Sources of the fundraising reports
Disclaimer: The information presented in this publication comes from publicly available sources. While the management company uses strict data selection criteria and focuses on the reliability of its sources, it cannot be held responsible for any inaccuracies, omissions, or errors in the data provided. This publication is for informational purposes only and does not constitute an investment recommendation.
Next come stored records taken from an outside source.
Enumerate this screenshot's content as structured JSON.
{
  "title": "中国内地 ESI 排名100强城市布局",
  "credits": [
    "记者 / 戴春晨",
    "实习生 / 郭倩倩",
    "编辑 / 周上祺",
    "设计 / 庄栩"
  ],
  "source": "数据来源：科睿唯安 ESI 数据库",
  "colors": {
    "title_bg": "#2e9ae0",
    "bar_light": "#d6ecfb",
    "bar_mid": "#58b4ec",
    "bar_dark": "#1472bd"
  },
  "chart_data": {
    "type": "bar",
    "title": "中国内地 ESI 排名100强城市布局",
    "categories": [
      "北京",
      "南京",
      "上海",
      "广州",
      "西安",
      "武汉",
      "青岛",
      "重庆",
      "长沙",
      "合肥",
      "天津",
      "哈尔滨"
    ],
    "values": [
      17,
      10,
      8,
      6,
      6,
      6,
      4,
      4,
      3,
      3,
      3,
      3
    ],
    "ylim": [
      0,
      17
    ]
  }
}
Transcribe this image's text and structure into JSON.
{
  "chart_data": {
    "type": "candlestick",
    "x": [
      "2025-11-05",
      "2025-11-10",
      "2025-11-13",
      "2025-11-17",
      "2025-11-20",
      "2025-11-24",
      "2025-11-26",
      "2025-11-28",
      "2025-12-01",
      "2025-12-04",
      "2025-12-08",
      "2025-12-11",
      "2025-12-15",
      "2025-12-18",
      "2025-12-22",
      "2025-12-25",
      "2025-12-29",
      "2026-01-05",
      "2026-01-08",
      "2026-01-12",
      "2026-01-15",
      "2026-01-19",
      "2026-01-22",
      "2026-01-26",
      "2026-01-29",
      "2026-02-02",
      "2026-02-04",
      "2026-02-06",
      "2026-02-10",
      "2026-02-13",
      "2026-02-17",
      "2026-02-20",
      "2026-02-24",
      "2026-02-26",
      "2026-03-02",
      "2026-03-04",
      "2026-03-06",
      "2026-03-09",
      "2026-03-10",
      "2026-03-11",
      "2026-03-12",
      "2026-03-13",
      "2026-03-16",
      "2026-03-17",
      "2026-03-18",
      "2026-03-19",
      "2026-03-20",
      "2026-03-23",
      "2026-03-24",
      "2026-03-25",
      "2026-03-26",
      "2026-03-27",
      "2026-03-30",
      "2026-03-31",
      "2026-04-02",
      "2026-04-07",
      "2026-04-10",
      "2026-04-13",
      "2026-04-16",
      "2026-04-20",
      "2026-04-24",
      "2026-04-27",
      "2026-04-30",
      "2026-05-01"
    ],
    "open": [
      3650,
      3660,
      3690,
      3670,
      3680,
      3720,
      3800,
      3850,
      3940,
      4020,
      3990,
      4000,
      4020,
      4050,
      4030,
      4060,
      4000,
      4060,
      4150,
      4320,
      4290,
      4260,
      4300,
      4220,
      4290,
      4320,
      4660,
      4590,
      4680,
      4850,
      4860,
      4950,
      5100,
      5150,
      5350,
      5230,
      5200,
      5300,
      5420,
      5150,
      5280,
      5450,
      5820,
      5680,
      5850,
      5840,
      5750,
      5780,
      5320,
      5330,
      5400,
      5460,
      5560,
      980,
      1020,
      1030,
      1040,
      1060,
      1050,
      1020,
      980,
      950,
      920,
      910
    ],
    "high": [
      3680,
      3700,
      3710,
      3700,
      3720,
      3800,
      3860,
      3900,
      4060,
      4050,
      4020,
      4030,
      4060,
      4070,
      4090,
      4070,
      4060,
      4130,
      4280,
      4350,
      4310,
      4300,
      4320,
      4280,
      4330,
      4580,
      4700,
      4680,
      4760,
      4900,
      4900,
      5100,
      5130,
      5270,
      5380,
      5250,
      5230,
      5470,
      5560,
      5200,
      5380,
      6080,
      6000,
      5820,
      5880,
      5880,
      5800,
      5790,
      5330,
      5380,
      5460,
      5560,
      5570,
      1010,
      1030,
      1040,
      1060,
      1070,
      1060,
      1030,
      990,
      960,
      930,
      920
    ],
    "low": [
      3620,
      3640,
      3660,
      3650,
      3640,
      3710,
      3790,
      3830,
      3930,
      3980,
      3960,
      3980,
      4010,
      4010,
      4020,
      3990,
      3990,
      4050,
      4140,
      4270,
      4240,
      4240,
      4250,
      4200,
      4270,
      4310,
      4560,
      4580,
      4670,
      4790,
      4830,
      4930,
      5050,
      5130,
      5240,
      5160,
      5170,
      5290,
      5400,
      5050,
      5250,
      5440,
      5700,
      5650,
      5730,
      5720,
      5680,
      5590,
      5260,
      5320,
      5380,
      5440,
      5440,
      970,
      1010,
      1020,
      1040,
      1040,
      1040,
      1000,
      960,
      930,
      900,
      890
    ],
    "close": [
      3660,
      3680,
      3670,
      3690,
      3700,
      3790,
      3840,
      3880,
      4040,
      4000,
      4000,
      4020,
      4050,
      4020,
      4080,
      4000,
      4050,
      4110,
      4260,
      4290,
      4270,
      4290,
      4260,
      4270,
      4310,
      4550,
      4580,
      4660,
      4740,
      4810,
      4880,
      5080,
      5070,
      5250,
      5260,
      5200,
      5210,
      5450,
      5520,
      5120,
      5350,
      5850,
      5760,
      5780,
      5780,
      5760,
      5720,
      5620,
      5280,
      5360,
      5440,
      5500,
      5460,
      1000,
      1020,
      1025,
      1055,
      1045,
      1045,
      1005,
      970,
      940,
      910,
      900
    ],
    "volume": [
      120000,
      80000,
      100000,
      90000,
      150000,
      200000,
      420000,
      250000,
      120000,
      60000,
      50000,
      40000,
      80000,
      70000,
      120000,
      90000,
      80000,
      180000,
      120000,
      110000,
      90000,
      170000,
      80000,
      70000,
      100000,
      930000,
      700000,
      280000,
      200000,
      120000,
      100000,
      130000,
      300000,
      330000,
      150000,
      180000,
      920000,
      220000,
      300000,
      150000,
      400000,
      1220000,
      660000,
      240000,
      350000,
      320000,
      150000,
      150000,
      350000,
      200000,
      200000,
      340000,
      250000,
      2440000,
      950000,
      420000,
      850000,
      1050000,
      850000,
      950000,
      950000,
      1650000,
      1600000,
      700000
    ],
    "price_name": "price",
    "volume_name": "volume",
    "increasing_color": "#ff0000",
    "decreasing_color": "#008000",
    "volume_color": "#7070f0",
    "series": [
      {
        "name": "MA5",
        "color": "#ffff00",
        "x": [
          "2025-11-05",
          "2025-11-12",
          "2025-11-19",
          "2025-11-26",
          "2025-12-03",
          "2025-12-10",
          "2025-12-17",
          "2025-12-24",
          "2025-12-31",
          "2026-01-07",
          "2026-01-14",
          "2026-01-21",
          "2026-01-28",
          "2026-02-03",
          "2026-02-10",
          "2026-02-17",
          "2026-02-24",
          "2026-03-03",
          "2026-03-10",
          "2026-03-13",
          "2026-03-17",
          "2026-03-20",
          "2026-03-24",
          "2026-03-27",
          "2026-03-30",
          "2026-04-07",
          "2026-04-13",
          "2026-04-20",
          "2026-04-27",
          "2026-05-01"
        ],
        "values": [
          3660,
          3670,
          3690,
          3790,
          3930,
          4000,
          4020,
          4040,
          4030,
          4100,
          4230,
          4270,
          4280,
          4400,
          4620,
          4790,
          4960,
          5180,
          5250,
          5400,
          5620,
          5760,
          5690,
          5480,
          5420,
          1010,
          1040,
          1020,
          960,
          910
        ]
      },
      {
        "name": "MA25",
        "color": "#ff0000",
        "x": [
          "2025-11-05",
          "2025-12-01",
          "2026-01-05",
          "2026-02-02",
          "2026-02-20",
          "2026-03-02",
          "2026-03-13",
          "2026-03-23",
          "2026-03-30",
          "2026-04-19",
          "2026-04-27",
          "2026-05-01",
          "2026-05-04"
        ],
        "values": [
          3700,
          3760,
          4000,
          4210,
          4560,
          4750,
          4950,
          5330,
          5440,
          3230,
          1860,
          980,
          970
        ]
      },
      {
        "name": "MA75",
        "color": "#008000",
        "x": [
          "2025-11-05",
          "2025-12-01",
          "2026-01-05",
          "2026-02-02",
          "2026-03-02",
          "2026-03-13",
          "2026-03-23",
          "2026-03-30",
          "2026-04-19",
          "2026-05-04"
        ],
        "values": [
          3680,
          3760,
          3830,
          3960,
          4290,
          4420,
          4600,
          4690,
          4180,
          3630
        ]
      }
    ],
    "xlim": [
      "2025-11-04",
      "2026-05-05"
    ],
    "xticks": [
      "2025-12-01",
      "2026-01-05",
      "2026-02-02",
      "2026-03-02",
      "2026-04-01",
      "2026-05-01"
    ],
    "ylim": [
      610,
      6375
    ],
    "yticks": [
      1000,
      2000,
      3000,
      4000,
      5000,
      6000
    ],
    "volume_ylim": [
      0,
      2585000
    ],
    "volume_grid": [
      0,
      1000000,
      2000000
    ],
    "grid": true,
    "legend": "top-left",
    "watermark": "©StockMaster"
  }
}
The Oracle Texas data center deal being structured without traditional investment bankers or lawyers highlights how desperate the AI infrastructure race has become. While Altman's direct approach may have accelerated negotiations, the circular financing and milestone linked payments create significant execution risk for Oracle if OpenAI's revenue projections dont materialize. The fact that analysts are already questioning the opacity of these $300 billion commitments suggests the market understands this is more about securing strategic positioning than traditional ROI analysis. Oracle's willingness to bypass conventional due diligence processs for the sake of speed shows how much they need to compete with AWS and Azure, but it also means shareholders are essentially betting on OpenAI's ability to monetize at unprecedented scale.